Yes, wind turbines kill birds. Hundreds of thousands of them, according to the American Bird Conservancy. The US Fish and Wildlife Service suggests some bird death estimates on both sides are affected by bias. Killing far more birds than wind turbines are traditional power power lines. But there are also a lot more of them.
Regarding eagles, the Obama administration greatly increased the number of protected bald or golden eagles that can be killed or injured by wind turbines before wind energy companies face penalties.
Trump: "I told the story about, at CPAC, the woman, she wants to watch television and she says to her husband, 'Is the wind blowing? I'd love to watch a show tonight, darling. The wind hasn't blown for three days. I can't watch television, darling. Darling, please, tell the wind to blow.'"
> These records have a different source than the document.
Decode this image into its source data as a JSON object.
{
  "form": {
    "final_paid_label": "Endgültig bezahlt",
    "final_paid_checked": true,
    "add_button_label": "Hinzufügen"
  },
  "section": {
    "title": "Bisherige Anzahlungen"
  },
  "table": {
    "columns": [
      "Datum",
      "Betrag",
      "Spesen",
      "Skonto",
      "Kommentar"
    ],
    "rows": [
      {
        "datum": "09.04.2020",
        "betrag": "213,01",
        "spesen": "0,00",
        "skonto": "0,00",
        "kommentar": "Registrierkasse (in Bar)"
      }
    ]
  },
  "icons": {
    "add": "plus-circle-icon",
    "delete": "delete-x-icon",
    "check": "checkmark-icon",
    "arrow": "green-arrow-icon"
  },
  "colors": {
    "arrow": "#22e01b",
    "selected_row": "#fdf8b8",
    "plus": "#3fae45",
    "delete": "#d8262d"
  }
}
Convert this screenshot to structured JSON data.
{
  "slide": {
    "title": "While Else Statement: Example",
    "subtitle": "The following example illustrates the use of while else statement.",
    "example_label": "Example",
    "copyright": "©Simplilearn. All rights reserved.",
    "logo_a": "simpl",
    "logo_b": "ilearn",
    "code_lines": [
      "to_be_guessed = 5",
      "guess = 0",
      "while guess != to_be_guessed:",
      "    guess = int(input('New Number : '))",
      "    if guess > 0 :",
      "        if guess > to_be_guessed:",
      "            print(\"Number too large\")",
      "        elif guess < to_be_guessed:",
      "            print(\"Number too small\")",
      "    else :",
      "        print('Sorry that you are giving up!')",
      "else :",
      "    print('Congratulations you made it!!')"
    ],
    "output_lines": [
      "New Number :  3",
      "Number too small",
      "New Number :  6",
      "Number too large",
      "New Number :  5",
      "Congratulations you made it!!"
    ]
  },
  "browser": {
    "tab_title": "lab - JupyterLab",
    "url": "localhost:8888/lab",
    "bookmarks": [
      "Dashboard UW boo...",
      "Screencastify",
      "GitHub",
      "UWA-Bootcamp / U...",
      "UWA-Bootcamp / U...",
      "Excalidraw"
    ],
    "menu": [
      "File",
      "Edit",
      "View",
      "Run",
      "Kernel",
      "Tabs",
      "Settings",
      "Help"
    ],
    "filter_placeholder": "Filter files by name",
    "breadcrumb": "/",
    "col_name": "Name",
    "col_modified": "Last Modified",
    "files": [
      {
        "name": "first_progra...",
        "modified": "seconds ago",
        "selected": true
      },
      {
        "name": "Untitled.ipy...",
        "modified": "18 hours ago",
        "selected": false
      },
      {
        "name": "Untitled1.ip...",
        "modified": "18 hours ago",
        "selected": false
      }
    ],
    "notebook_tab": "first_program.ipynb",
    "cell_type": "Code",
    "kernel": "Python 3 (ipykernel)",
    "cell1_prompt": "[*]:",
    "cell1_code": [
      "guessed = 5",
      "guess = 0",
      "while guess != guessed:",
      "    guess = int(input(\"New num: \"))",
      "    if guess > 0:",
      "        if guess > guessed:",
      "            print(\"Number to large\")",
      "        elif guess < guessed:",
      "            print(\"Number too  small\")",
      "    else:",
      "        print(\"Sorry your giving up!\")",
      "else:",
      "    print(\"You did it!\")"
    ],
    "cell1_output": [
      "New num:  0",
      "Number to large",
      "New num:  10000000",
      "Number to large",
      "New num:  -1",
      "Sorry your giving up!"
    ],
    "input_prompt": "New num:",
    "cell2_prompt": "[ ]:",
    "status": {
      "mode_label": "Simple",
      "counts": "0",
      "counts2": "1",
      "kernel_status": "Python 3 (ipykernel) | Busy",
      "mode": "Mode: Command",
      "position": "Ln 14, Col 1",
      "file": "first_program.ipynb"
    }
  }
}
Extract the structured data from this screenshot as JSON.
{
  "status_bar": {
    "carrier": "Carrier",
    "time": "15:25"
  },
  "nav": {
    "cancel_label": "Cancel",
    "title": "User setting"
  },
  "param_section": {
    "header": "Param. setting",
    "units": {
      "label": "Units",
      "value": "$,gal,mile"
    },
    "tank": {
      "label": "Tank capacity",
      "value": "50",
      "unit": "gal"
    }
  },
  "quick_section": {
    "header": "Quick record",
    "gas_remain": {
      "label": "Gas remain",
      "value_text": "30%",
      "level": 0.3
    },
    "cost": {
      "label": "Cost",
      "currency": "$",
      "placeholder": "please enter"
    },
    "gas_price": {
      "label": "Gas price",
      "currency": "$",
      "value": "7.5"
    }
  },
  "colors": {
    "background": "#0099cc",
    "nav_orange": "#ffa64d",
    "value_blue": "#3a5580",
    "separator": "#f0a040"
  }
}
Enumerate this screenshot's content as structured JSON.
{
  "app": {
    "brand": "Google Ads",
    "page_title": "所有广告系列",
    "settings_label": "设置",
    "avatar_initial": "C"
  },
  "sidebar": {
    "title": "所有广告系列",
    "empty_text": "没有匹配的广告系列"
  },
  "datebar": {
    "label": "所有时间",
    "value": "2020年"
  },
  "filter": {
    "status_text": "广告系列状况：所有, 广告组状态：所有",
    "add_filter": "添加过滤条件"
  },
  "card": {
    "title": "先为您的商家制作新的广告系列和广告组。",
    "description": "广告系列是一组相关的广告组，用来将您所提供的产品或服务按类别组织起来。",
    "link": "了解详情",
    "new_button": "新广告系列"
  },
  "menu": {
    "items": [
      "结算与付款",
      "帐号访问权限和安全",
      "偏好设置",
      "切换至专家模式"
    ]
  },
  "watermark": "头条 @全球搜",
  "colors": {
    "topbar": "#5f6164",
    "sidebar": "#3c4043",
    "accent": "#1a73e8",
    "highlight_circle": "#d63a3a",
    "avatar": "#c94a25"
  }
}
If the wind stops blowing on one day, the electricity does not go off. Wind energy is fed into the power grid. People get electricity from the power grid. About 6% of total US electricity comes from wind energy, according to the Department of Energy. It's much higher in a few states -- more than 30% in Iowa and South Dakota. But it has been growing as a portion of US energy production and is expected to provide 20% of US electricity by 2030. It would not be sustainable to provide all electricity from wind power, but it is an important contributor.
By the way, the US power grid is horribly outdated and updating it from a regional set of three grids to a national one would be a massive investment but make the country much more energy efficient and stable.
Trump: "No, wind's not so good and you have no idea how expensive it is to make those things. They're all made in China and Germany, by the way, just in case you, we don't make them here, essentially."
The wind industry has been on a tear. The fastest-growing occupation in the US in 2017 was wind turbine technician, although it's still a small part of the economy, according to the Bureau of Labor Statistics. More than 105,000 Americans are employed in the wind industry across all 50 states, according to the American Wind Energy Association, a trade group. The industry is reliant on imports from "a wide array" of countries, according to the Energy Department.
According to the Energy Information Agency, US wind turbine manufacturing is dominated by three companies: General Electric, Siemens and Vestas.
But each of these has both international and domestic manufacturing facilities. Vestas, a Danish company, for instance, has a large plant in Pueblo, Colorado. GE makes turbines in China, but also in Little Rock, Arkansas, and Grand Forks, North Dakota.
Trump also bragged that the US was now the top producer of oil and natural gas in the world and said that happened over the last two years. It's true that the US recently eclipsed Russia and Saudi Arabia to become the world's top oil producer, but it capped a spurt of growth that began in 2011, according to the Energy Information Agency.
He'd clearly like to focus there. Trump's budget, which is unlikely to become law, proposed cutting federal funding for research into renewable energy at the Department of Energy by 70%.